At the
Alliance Française de Bangalore, Chien-Chi Chang will present some of his major
works in the photo essay and multimedia formats.
MAGNUM
PHOTOGRAPHER CHIEN-CHI CHANG is dedicated to investigating the ties that bind
one person to another, drawing on his own deeply divided immigrant experience.
In his work,
Chien-Chi Chang makes manifest the abstract concepts of alienation and
connection. “The Chain,” a collection of portraits made in a mental asylum in
Taiwan, caused a sensation when it was shown at La Biennale di Venezia (2001)

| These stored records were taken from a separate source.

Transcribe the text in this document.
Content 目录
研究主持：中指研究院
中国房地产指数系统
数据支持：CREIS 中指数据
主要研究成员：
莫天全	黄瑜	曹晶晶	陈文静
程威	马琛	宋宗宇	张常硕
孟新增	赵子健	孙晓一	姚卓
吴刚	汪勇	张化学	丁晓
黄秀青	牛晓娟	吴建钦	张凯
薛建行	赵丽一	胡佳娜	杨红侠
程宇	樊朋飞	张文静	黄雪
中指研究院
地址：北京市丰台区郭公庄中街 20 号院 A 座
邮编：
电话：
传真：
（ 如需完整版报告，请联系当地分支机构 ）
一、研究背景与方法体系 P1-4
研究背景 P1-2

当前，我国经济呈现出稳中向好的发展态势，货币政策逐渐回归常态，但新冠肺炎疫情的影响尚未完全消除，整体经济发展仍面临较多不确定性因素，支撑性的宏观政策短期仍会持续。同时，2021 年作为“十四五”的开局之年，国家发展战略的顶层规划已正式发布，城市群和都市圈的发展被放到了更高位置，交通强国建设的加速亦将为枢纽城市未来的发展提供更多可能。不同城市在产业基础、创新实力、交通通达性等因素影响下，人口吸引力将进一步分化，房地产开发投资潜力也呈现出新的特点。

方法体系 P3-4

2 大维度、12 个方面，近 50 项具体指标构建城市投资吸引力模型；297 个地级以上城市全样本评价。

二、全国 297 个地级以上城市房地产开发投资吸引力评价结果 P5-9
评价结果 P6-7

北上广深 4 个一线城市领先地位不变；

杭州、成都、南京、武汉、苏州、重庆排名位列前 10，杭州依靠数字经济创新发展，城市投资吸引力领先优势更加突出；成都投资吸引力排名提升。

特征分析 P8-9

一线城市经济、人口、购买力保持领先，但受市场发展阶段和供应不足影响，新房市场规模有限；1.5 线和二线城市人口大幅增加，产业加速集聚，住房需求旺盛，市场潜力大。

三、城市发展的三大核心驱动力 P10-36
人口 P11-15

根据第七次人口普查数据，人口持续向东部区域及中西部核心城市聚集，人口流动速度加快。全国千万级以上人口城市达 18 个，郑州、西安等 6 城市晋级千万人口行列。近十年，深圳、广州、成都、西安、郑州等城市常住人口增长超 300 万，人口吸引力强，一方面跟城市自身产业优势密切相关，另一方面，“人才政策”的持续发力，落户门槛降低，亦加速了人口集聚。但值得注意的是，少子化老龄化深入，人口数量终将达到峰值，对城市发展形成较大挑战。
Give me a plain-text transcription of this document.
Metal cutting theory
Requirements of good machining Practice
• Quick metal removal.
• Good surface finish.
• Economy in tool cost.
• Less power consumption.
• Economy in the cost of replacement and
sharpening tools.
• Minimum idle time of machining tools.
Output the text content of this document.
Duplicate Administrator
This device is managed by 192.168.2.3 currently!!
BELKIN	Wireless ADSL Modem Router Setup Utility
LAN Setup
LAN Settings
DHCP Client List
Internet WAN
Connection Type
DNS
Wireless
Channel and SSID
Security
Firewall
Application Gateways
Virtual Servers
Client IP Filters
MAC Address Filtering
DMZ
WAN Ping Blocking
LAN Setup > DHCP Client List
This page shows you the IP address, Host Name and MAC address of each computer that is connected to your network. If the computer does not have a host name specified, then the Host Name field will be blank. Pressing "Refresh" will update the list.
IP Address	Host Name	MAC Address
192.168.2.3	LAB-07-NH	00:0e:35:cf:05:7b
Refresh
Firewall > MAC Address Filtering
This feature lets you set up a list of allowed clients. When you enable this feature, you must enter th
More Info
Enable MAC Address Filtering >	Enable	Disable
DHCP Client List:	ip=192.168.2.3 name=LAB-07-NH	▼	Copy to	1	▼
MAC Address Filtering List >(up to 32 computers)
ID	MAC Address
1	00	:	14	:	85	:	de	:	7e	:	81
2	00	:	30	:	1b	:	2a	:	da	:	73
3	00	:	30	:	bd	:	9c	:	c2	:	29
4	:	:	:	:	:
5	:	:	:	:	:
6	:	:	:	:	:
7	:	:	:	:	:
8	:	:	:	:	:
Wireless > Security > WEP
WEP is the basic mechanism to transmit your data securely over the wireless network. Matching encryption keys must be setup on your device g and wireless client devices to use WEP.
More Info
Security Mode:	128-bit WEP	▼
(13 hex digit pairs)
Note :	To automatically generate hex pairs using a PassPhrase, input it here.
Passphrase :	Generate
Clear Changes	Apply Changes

and the Bienal de Sao Paulo (2002). The life-sized photographs of pairs of
patients literally chained together resonate with Chang’s jaundiced look at the
less visible bonds of marriage. He has treated marital ties in two books—I do I
do I do (2001), a collection of images depicting alienated grooms and brides in
Taiwan, and in Double Happiness (2005), a brutal depiction of the business of
selling brides in Vietnam. The ties of family and of culture are also the
themes of an ambitious project begun in 1992. For 20 years, Chang has
photographed the bifurcated lives of Chinese immigrants in New York’s
Chinatown, along with those of their wives and families back home in Fujian.